NSA reportedly paid e-mail providers to cover cost of 2011 ruling
- Article by: CHARLIE SAVAGE
- New York Times
- August 23, 2013 - 11:46 PM
WASHINGTON – The National Security Agency apparently compensated e-mail service providers “millions of dollars” for costs they incurred in the fallout from an October 2011 court ruling that an unrelated aspect of the agency’s surveillance operations violated the Constitution, according to a newly disclosed document.
The document — a brief article in a secret internal agency newsletter, dated October 2012, that was leaked by the former NSA contractor Edward Snowden and published by the Guardian on Friday — added a detail to the emerging public understanding of the once-secret episode, but it also raised new questions.
Meanwhile, Sen. Dianne Feinstein, D-Calif., chairwoman of the Senate Intelligence Committee, said that the NSA inspector general’s office had briefed Congress this week that there had been “roughly one case per year” over the past decade in which an agency official had willfully broken surveillance rules to gather information inappropriately, and that “disciplinary action has been taken.”
Feinstein, who was responding to reporting by Bloomberg News, also said that none of the cases involved the Foreign Intelligence Surveillance Act — the law that regulates surveillance activities conducted on U.S. soil — and “in most instances did not involve an American’s information.”

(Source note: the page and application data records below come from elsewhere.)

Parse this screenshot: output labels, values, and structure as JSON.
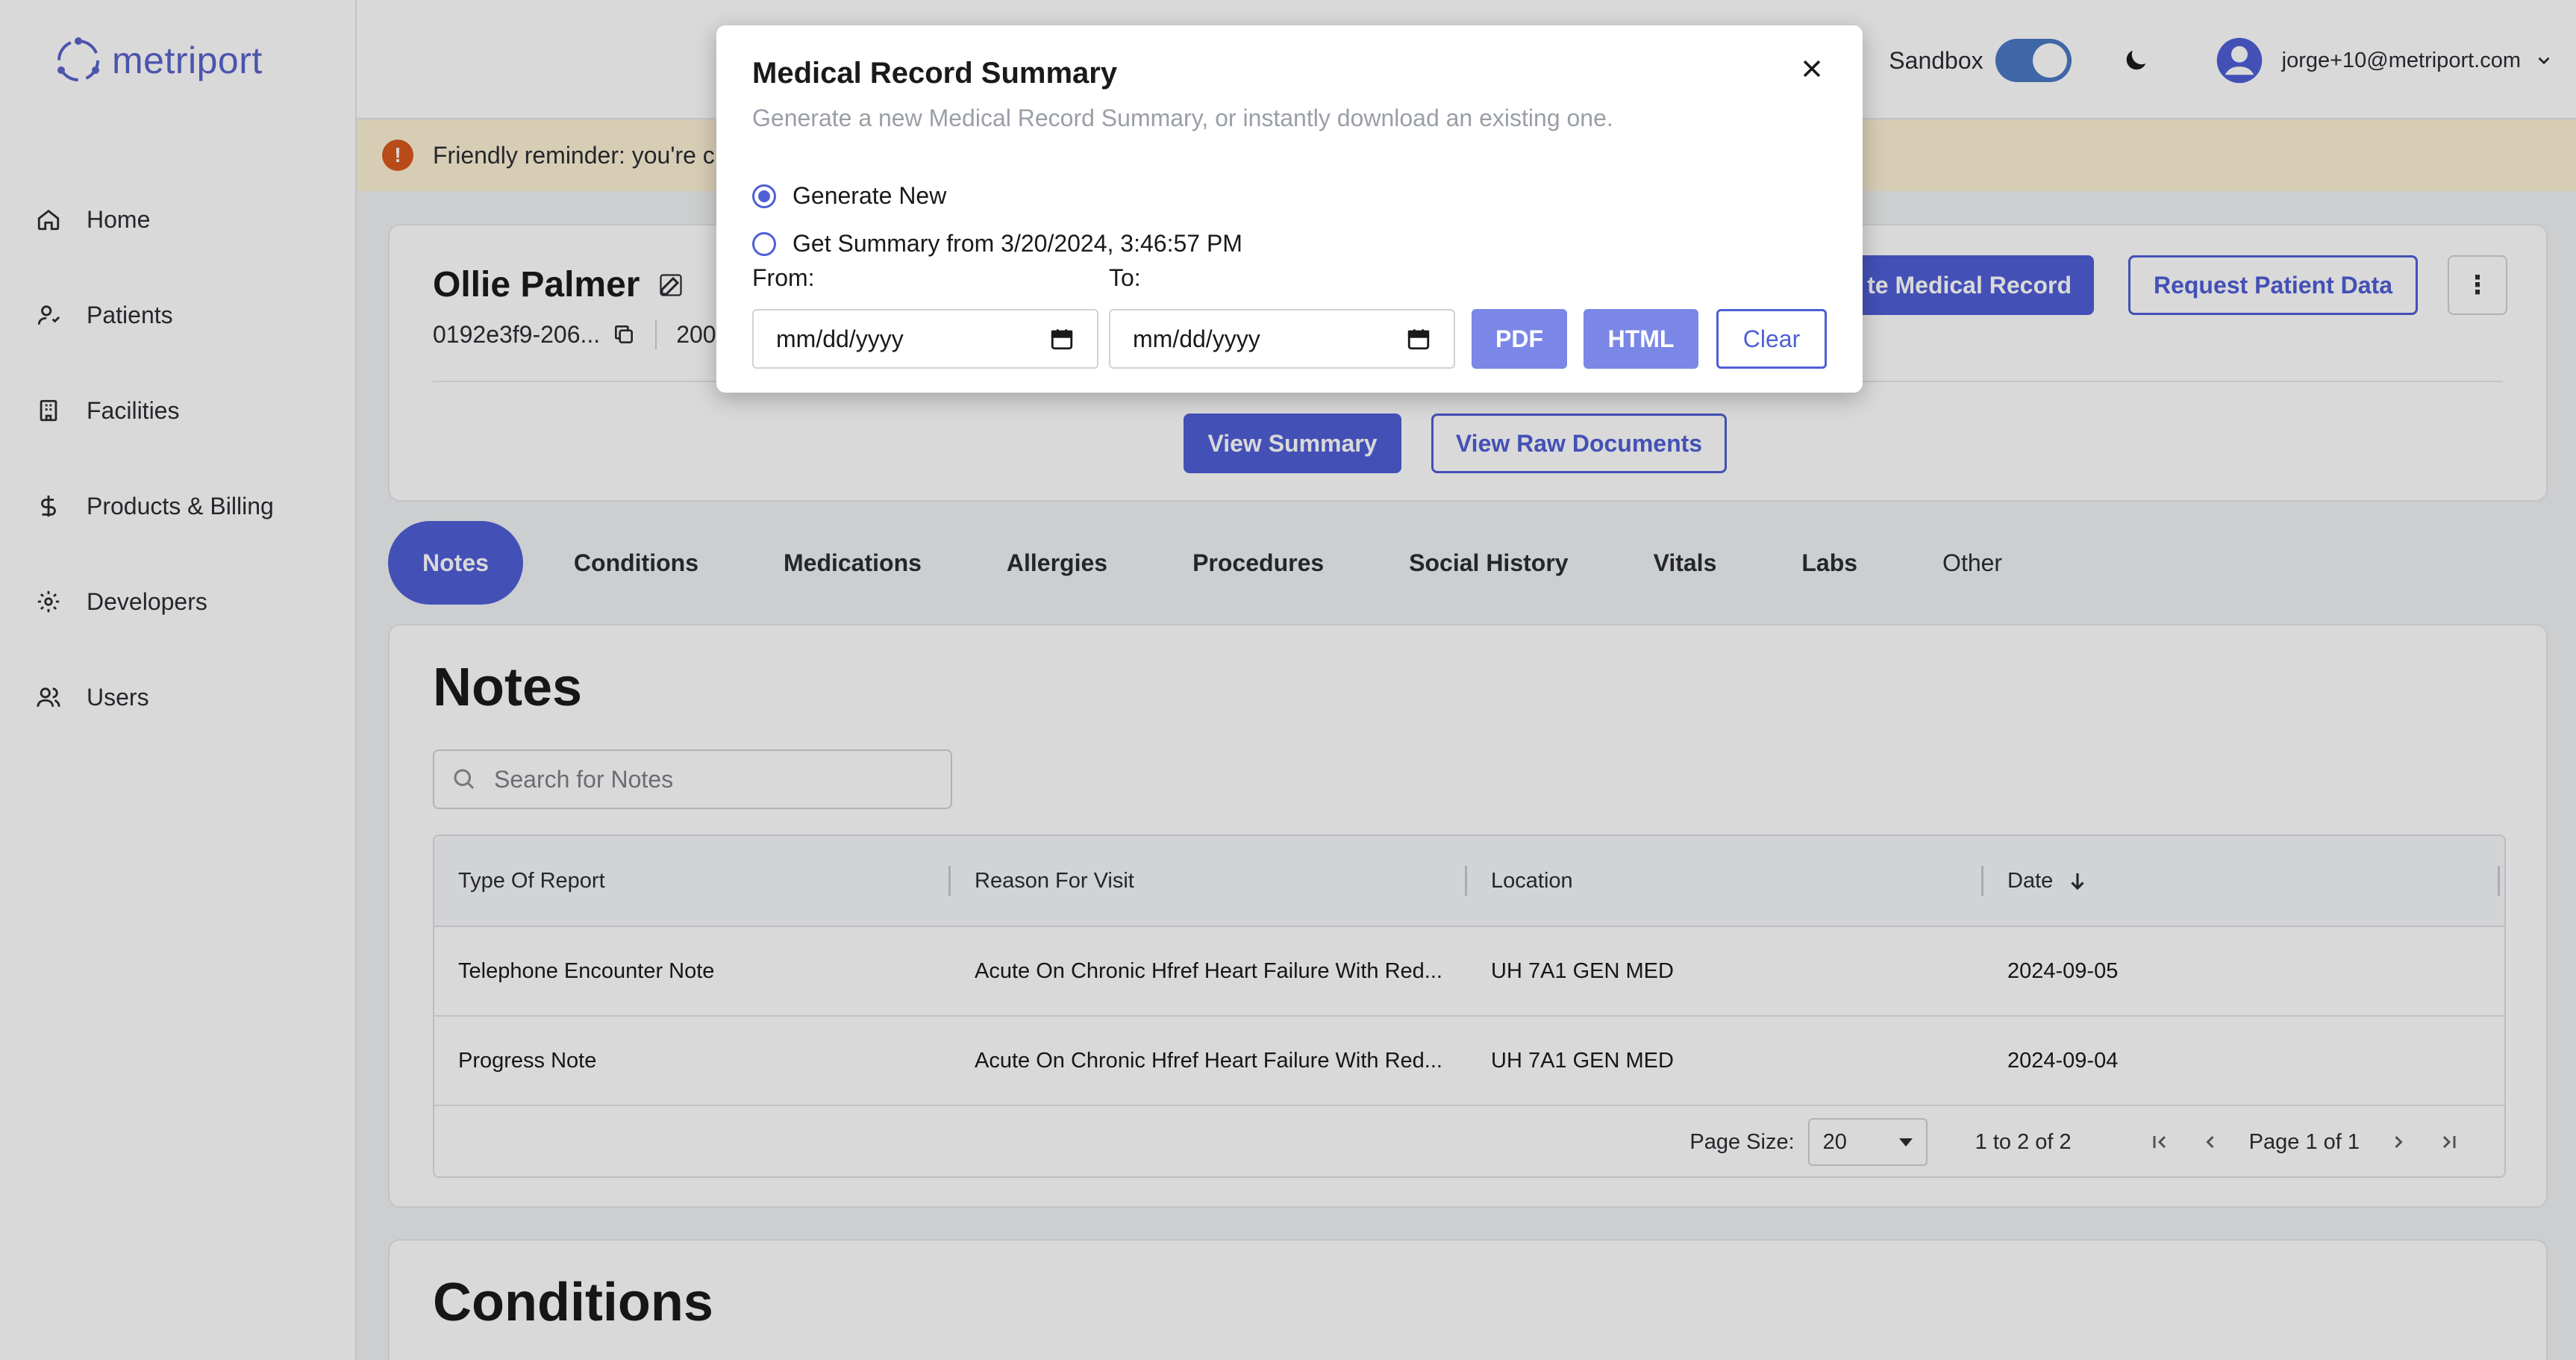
{
  "app": {
    "logo_text": "metriport",
    "accent": "#4f5fd6"
  },
  "sidebar": {
    "items": [
      {
        "label": "Home",
        "icon": "home-icon"
      },
      {
        "label": "Patients",
        "icon": "user-icon"
      },
      {
        "label": "Facilities",
        "icon": "building-icon"
      },
      {
        "label": "Products & Billing",
        "icon": "dollar-icon"
      },
      {
        "label": "Developers",
        "icon": "gear-icon"
      },
      {
        "label": "Users",
        "icon": "users-icon"
      }
    ]
  },
  "header": {
    "sandbox_label": "Sandbox",
    "sandbox_on": true,
    "user_email": "jorge+10@metriport.com"
  },
  "banner": {
    "text": "Friendly reminder: you're c"
  },
  "patient": {
    "name": "Ollie Palmer",
    "id_short": "0192e3f9-206...",
    "dob_partial": "200",
    "create_button": "te Medical Record",
    "request_button": "Request Patient Data",
    "more_button": "⋮",
    "view_summary": "View Summary",
    "view_raw": "View Raw Documents"
  },
  "tabs": [
    {
      "label": "Notes",
      "active": true
    },
    {
      "label": "Conditions"
    },
    {
      "label": "Medications"
    },
    {
      "label": "Allergies"
    },
    {
      "label": "Procedures"
    },
    {
      "label": "Social History"
    },
    {
      "label": "Vitals"
    },
    {
      "label": "Labs"
    },
    {
      "label": "Other"
    }
  ],
  "notes": {
    "title": "Notes",
    "search_placeholder": "Search for Notes",
    "columns": [
      "Type Of Report",
      "Reason For Visit",
      "Location",
      "Date"
    ],
    "rows": [
      [
        "Telephone Encounter Note",
        "Acute On Chronic Hfref Heart Failure With Red...",
        "UH 7A1 GEN MED",
        "2024-09-05"
      ],
      [
        "Progress Note",
        "Acute On Chronic Hfref Heart Failure With Red...",
        "UH 7A1 GEN MED",
        "2024-09-04"
      ]
    ],
    "page_size_label": "Page Size:",
    "page_size_value": "20",
    "range_text": "1 to 2 of 2",
    "page_text": "Page 1 of 1"
  },
  "conditions": {
    "title": "Conditions"
  },
  "modal": {
    "title": "Medical Record Summary",
    "subtitle": "Generate a new Medical Record Summary, or instantly download an existing one.",
    "option_new": "Generate New",
    "option_existing": "Get Summary from 3/20/2024, 3:46:57 PM",
    "selected_option": "Generate New",
    "from_label": "From:",
    "to_label": "To:",
    "from_value": "mm/dd/yyyy",
    "to_value": "mm/dd/yyyy",
    "pdf_button": "PDF",
    "html_button": "HTML",
    "clear_button": "Clear"
  }
}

She portrayed the abuses as “isolated” — although unacceptable — episodes that did not change her view that the NSA had an oversight system that worked, despite the problems. The NSA newsletter mentioning millions of dollars in costs stemming from the October 2011 ruling announced the smooth completion last fall of the Foreign Intelligence Surveillance Court’s annual recertification of certain NSA procedures.
The procedures involve how the agency carries out eavesdropping operations without warrants on domestic soil, but aimed at foreigners abroad, under a 2008 law called the FISA Amendments Act. The effort has two parts: one called Prism, which the NSA uses to collect messages from e-mail providers like Google, and an “upstream” collection from networks operated by companies like Verizon.
The successful recertification contrasted with the one in October 2011, the newsletter said, when Judge John Bates of the surveillance court ruled that the NSA’s upstream operations, which were also collecting tens of thousands of purely domestic e-mails for a technical reason, violated the Constitution. As a result, the NSA had worked out new procedures for handling such messages, resulting in months of delays.